Em seguida à colonização veio o início do desenvolvimento da era capitalista, quando o mercantilismo transcontinental fez o fausto europeu e americano do norte com as revoluções industriais. Tudo se fabricou; vendeu-se; comprou-se (matérias primas) e financiou-se para o chamado 3º mundo dentro da lógica do lucro e da usura. 

Na era industrial se impôs o êxodo rural e com ele a formação dos guetos urbanos; vieram as crises cíclicas e a 1ª e a 2ª guerras mundiais, com o genocídio de 70 milhões de pessoas. 

Agora, presenciamos o deslocamento da produção para países populosos e subdesenvolvidos em busca de mão-de-obra barata com o uso da tecnologia que representa um novo ciclo mercantil. Tal fenômeno, denominado de globalização, representa o último suspiro do capitalismo moribundo, e provoca a exclusão crescente de grandes contingentes humanos do processo de produção e da vida social – os supérfluos do capitalismo.  

A Rafaela Silva é apenas uma Silva, mulher e negra, que se salvou a si mesma e driblou o caminho comum aos seus irmãos de raça e infortúnios sociais, proporcionando-nos a emoção de uma solitária medalha de ouro. Mas, quantos iguais a ela estão descrentes na sociedade que os oprime, sem qualquer perspectiva de ajuda e não possuindo a capacidade de superação por ela demonstrada? 

Assim como devemos a ela a emoção do solitário brilho dourado de sua medalha, somos responsáveis pelos muitos outros que nos ameaçam com o brilho do cano do revolver num assalto à mão armada. 

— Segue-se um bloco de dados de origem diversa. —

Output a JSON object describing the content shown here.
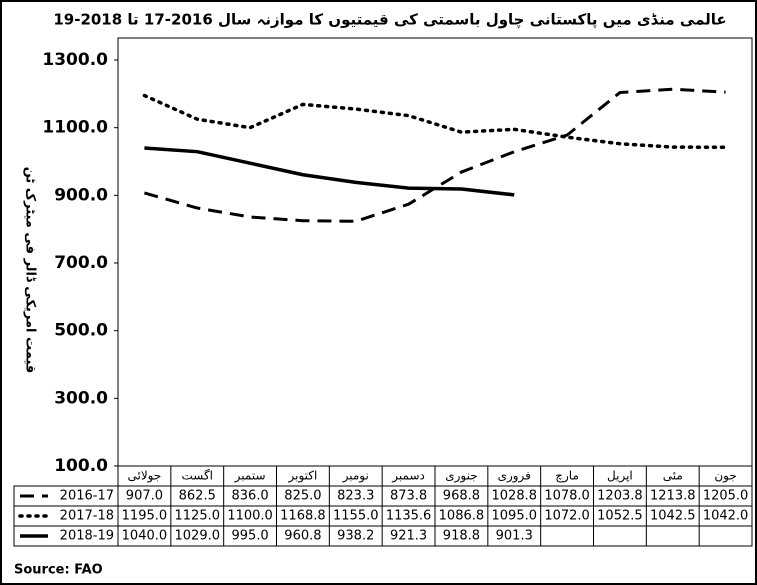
{
  "chart_data": {
    "type": "line",
    "title": "عالمی منڈی میں پاکستانی چاول باسمتی کی قیمتیوں کا موازنہ سال 2016-17 تا 2018-19",
    "y_label": "قیمت امریکی ڈالر فی میٹرک ٹن",
    "source": "Source: FAO",
    "categories": [
      "جولائی",
      "اگست",
      "ستمبر",
      "اکتوبر",
      "نومبر",
      "دسمبر",
      "جنوری",
      "فروری",
      "مارچ",
      "اپریل",
      "مئی",
      "جون"
    ],
    "series": [
      {
        "name": "2016-17",
        "color": "#000000",
        "line_style": "dashed",
        "values": [
          907.0,
          862.5,
          836.0,
          825.0,
          823.3,
          873.8,
          968.8,
          1028.8,
          1078.0,
          1203.8,
          1213.8,
          1205.0
        ],
        "value_labels": [
          "907.0",
          "862.5",
          "836.0",
          "825.0",
          "823.3",
          "873.8",
          "968.8",
          "1028.8",
          "1078.0",
          "1203.8",
          "1213.8",
          "1205.0"
        ]
      },
      {
        "name": "2017-18",
        "color": "#000000",
        "line_style": "dotted",
        "values": [
          1195.0,
          1125.0,
          1100.0,
          1168.8,
          1155.0,
          1135.6,
          1086.8,
          1095.0,
          1072.0,
          1052.5,
          1042.5,
          1042.0
        ],
        "value_labels": [
          "1195.0",
          "1125.0",
          "1100.0",
          "1168.8",
          "1155.0",
          "1135.6",
          "1086.8",
          "1095.0",
          "1072.0",
          "1052.5",
          "1042.5",
          "1042.0"
        ]
      },
      {
        "name": "2018-19",
        "color": "#000000",
        "line_style": "solid",
        "values": [
          1040.0,
          1029.0,
          995.0,
          960.8,
          938.2,
          921.3,
          918.8,
          901.3,
          null,
          null,
          null,
          null
        ],
        "value_labels": [
          "1040.0",
          "1029.0",
          "995.0",
          "960.8",
          "938.2",
          "921.3",
          "918.8",
          "901.3",
          null,
          null,
          null,
          null
        ]
      }
    ],
    "ylim": [
      100,
      1300
    ],
    "yticks": [
      {
        "value": 100,
        "label": "100.0"
      },
      {
        "value": 300,
        "label": "300.0"
      },
      {
        "value": 500,
        "label": "500.0"
      },
      {
        "value": 700,
        "label": "700.0"
      },
      {
        "value": 900,
        "label": "900.0"
      },
      {
        "value": 1100,
        "label": "1100.0"
      },
      {
        "value": 1300,
        "label": "1300.0"
      }
    ],
    "grid": false
  }
}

[Estou longe de fazer a apologia do crime, mas, pelo contrário, defendo a superação de suas causas originais. Os criminosos têm de ser apenados, mas, quando grandes contingentes sociais se criminalizam, é o sistema indutor dessa condição que deve, também, ser condenado, sob pena de hipócrita e cômoda transferência de responsabilidades.]

Autor: Dalton Rosado
Obrigado Rafaela, pela sua conquista cheia de significados e alertas sobre as nossas responsabilidades sociais, na medida em que temos uma estrutura social altamente concentradora de riqueza e com a qualidade institucional política como a que temos (a vaia ao Presidente Temerário na abertura dos Jogos Olímpicos bem demonstra o repúdio da sociedade brasileira ao seu estamento político).